The consequences of this scientific gatekeeping have been many and catastrophic:
Scientists do not actually see a cent out of the fees to access the papers they write anymore, in fact they now have to pay to have their paper on a scientific journal in the first place; all the money goes to the journal.
A few carefully selected editors get hired to do the vast majority of all the peer reviewing, leading to bullshit papers not being challenged for decades.
Scientists who don’t publish papers on famous scientific journals every year end up losing their job, which means scientists can no longer afford to do long-term researches and be productive in their field.
The quality of the papers no longer has any importance, all that matters is their number and how politically convenient they are (studies on covid-19 are what 2020 is all about, the years before it was gender studies).
In order to stay relevant, universities and colleges have to buy the entire catalogues of these journals, which cost several millions of dollars; this has led higher education to being more and more ridiculously expensive every single year.
Any unauthorized person who tries to share scientific papers on the Internet (even those that have public access) gets legally persecuted and asked to pay millions of dollars; among these people was also Aaron Swartz, who ended up killing himself at 26.
Scientific journals have obtained a complete monopoly on knowledge, which is setting back human progress as a whole by decades, if not possibly centuries.
Note: The above are paraphrased from the contribution of yet another anon, whose work have not been preserved in a greentext’d screenshot.
For those who want to delve in deeper on this topic, this is a really good youtube video to check out:
For those of you who’ve managed to make it this far to the end of this article, here’s an extra credit assignment you can do.
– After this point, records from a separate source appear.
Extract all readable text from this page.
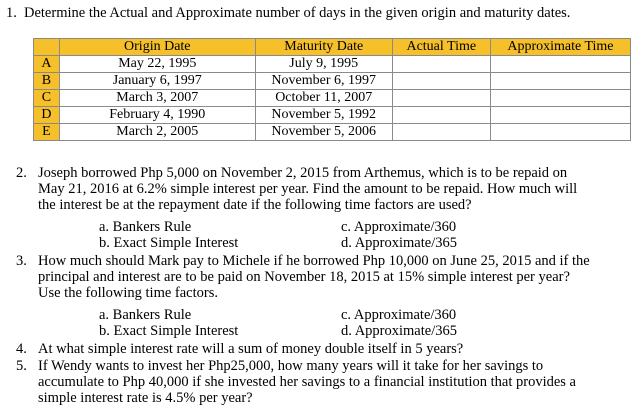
1. Determine the Actual and Approximate number of days in the given origin and maturity dates.
	Origin Date	Maturity Date	Actual Time	Approximate Time
A	May 22, 1995	July 9, 1995		
B	January 6, 1997	November 6, 1997		
C	March 3, 2007	October 11, 2007		
D	February 4, 1990	November 5, 1992		
E	March 2, 2005	November 5, 2006		
2. Joseph borrowed Php 5,000 on November 2, 2015 from Arthemus, which is to be repaid on
May 21, 2016 at 6.2% simple interest per year. Find the amount to be repaid. How much will
the interest be at the repayment date if the following time factors are used?
a. Bankers Rule
b. Exact Simple Interest
c. Approximate/360
d. Approximate/365
3. How much should Mark pay to Michele if he borrowed Php 10,000 on June 25, 2015 and if the
principal and interest are to be paid on November 18, 2015 at 15% simple interest per year?
Use the following time factors.
a. Bankers Rule
b. Exact Simple Interest
c. Approximate/360
d. Approximate/365
4. At what simple interest rate will a sum of money double itself in 5 years?
5. If Wendy wants to invest her Php25,000, how many years will it take for her savings to
accumulate to Php 40,000 if she invested her savings to a financial institution that provides a
simple interest rate is 4.5% per year?
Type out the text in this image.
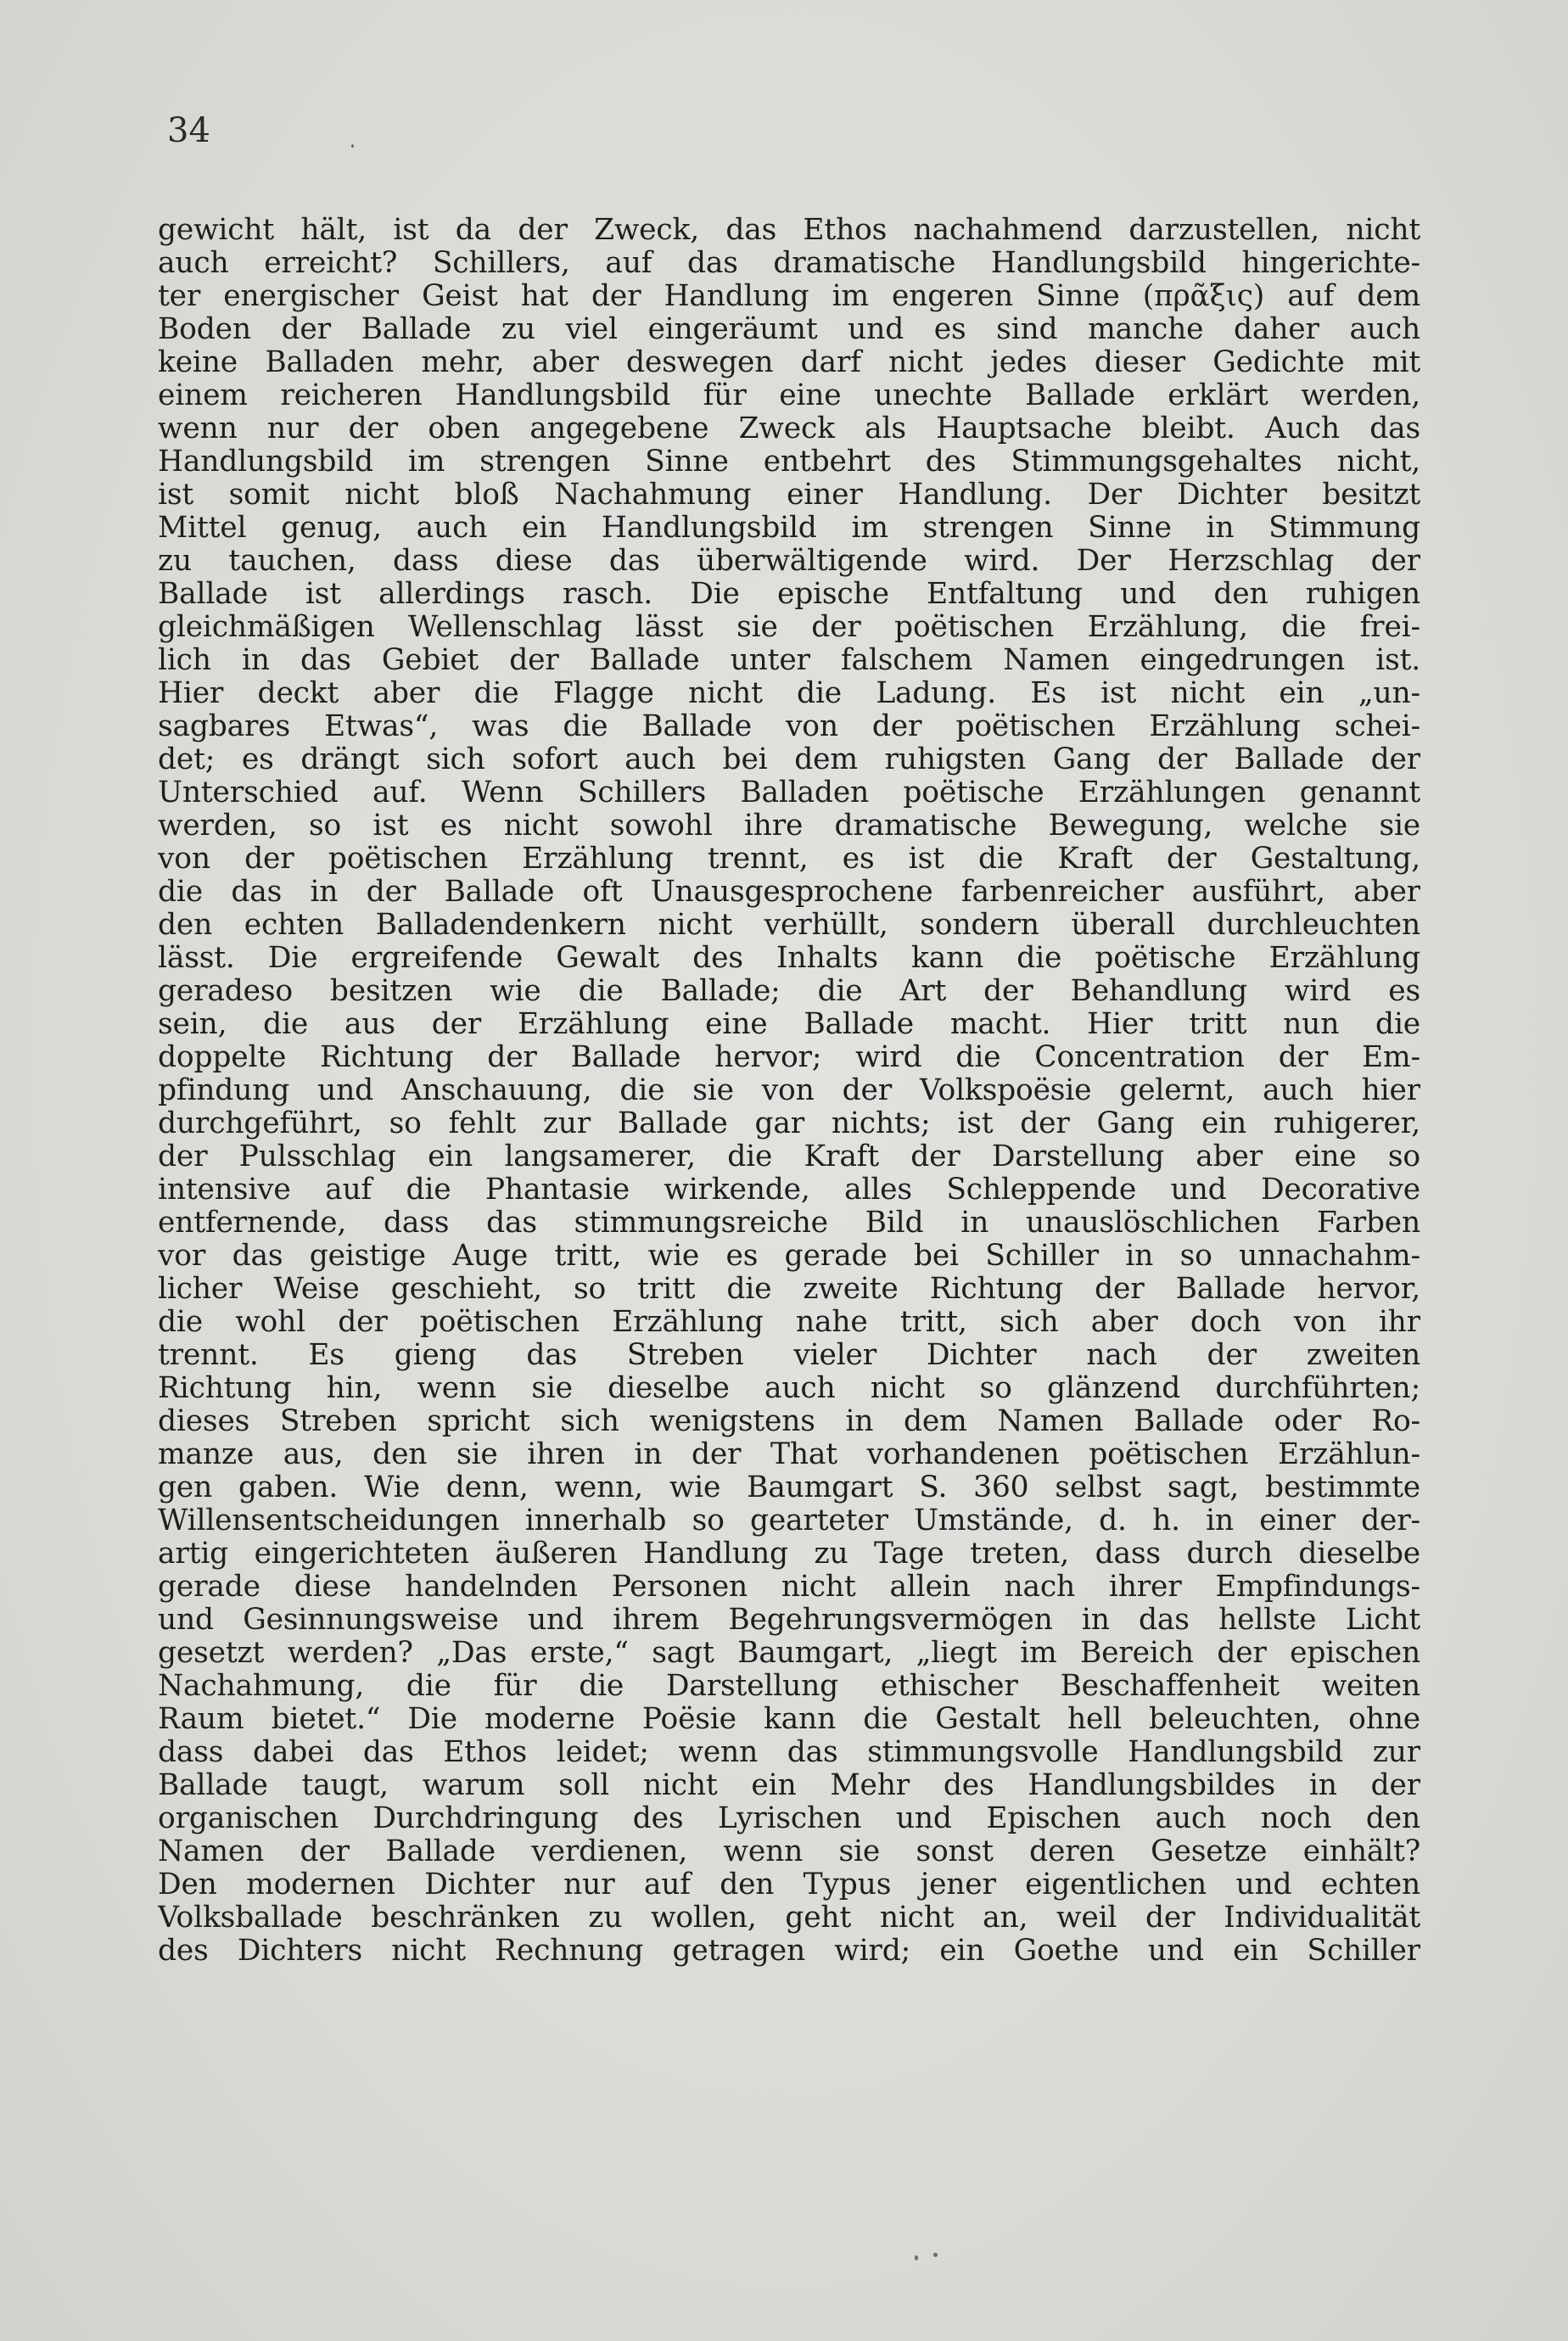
34
gewicht hält, ist da der Zweck, das Ethos nachahmend darzustellen, nicht
auch erreicht? Schillers, auf das dramatische Handlungsbild hingerichte-
ter energischer Geist hat der Handlung im engeren Sinne (πρᾶξις) auf dem
Boden der Ballade zu viel eingeräumt und es sind manche daher auch
keine Balladen mehr, aber deswegen darf nicht jedes dieser Gedichte mit
einem reicheren Handlungsbild für eine unechte Ballade erklärt werden,
wenn nur der oben angegebene Zweck als Hauptsache bleibt. Auch das
Handlungsbild im strengen Sinne entbehrt des Stimmungsgehaltes nicht,
ist somit nicht bloß Nachahmung einer Handlung. Der Dichter besitzt
Mittel genug, auch ein Handlungsbild im strengen Sinne in Stimmung
zu tauchen, dass diese das überwältigende wird. Der Herzschlag der
Ballade ist allerdings rasch. Die epische Entfaltung und den ruhigen
gleichmäßigen Wellenschlag lässt sie der poëtischen Erzählung, die frei-
lich in das Gebiet der Ballade unter falschem Namen eingedrungen ist.
Hier deckt aber die Flagge nicht die Ladung. Es ist nicht ein „un-
sagbares Etwas“, was die Ballade von der poëtischen Erzählung schei-
det; es drängt sich sofort auch bei dem ruhigsten Gang der Ballade der
Unterschied auf. Wenn Schillers Balladen poëtische Erzählungen genannt
werden, so ist es nicht sowohl ihre dramatische Bewegung, welche sie
von der poëtischen Erzählung trennt, es ist die Kraft der Gestaltung,
die das in der Ballade oft Unausgesprochene farbenreicher ausführt, aber
den echten Balladendenkern nicht verhüllt, sondern überall durchleuchten
lässt. Die ergreifende Gewalt des Inhalts kann die poëtische Erzählung
geradeso besitzen wie die Ballade; die Art der Behandlung wird es
sein, die aus der Erzählung eine Ballade macht. Hier tritt nun die
doppelte Richtung der Ballade hervor; wird die Concentration der Em-
pfindung und Anschauung, die sie von der Volkspoësie gelernt, auch hier
durchgeführt, so fehlt zur Ballade gar nichts; ist der Gang ein ruhigerer,
der Pulsschlag ein langsamerer, die Kraft der Darstellung aber eine so
intensive auf die Phantasie wirkende, alles Schleppende und Decorative
entfernende, dass das stimmungsreiche Bild in unauslöschlichen Farben
vor das geistige Auge tritt, wie es gerade bei Schiller in so unnachahm-
licher Weise geschieht, so tritt die zweite Richtung der Ballade hervor,
die wohl der poëtischen Erzählung nahe tritt, sich aber doch von ihr
trennt. Es gieng das Streben vieler Dichter nach der zweiten
Richtung hin, wenn sie dieselbe auch nicht so glänzend durchführten;
dieses Streben spricht sich wenigstens in dem Namen Ballade oder Ro-
manze aus, den sie ihren in der That vorhandenen poëtischen Erzählun-
gen gaben. Wie denn, wenn, wie Baumgart S. 360 selbst sagt, bestimmte
Willensentscheidungen innerhalb so gearteter Umstände, d. h. in einer der-
artig eingerichteten äußeren Handlung zu Tage treten, dass durch dieselbe
gerade diese handelnden Personen nicht allein nach ihrer Empfindungs-
und Gesinnungsweise und ihrem Begehrungsvermögen in das hellste Licht
gesetzt werden? „Das erste,“ sagt Baumgart, „liegt im Bereich der epischen
Nachahmung, die für die Darstellung ethischer Beschaffenheit weiten
Raum bietet.“ Die moderne Poësie kann die Gestalt hell beleuchten, ohne
dass dabei das Ethos leidet; wenn das stimmungsvolle Handlungsbild zur
Ballade taugt, warum soll nicht ein Mehr des Handlungsbildes in der
organischen Durchdringung des Lyrischen und Epischen auch noch den
Namen der Ballade verdienen, wenn sie sonst deren Gesetze einhält?
Den modernen Dichter nur auf den Typus jener eigentlichen und echten
Volksballade beschränken zu wollen, geht nicht an, weil der Individualität
des Dichters nicht Rechnung getragen wird; ein Goethe und ein Schiller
Look up Robert Maxwell’s entry on wikipedia – under the biographical info for his early life, what do you see? The last piece of the puzzle is there.
It’s very unfortunate to realize that the scientific research system is not just broken and outdated because of bureaucracies that developed naturally over time, but that it was made the way it is today intentionally by for profit interests.
Sure makes you look at all the supposed “science lovers” who’s been so prominent on social media in the last few years in a different light, doesn’t it? At the end, just what is it that they’re so fervently championing?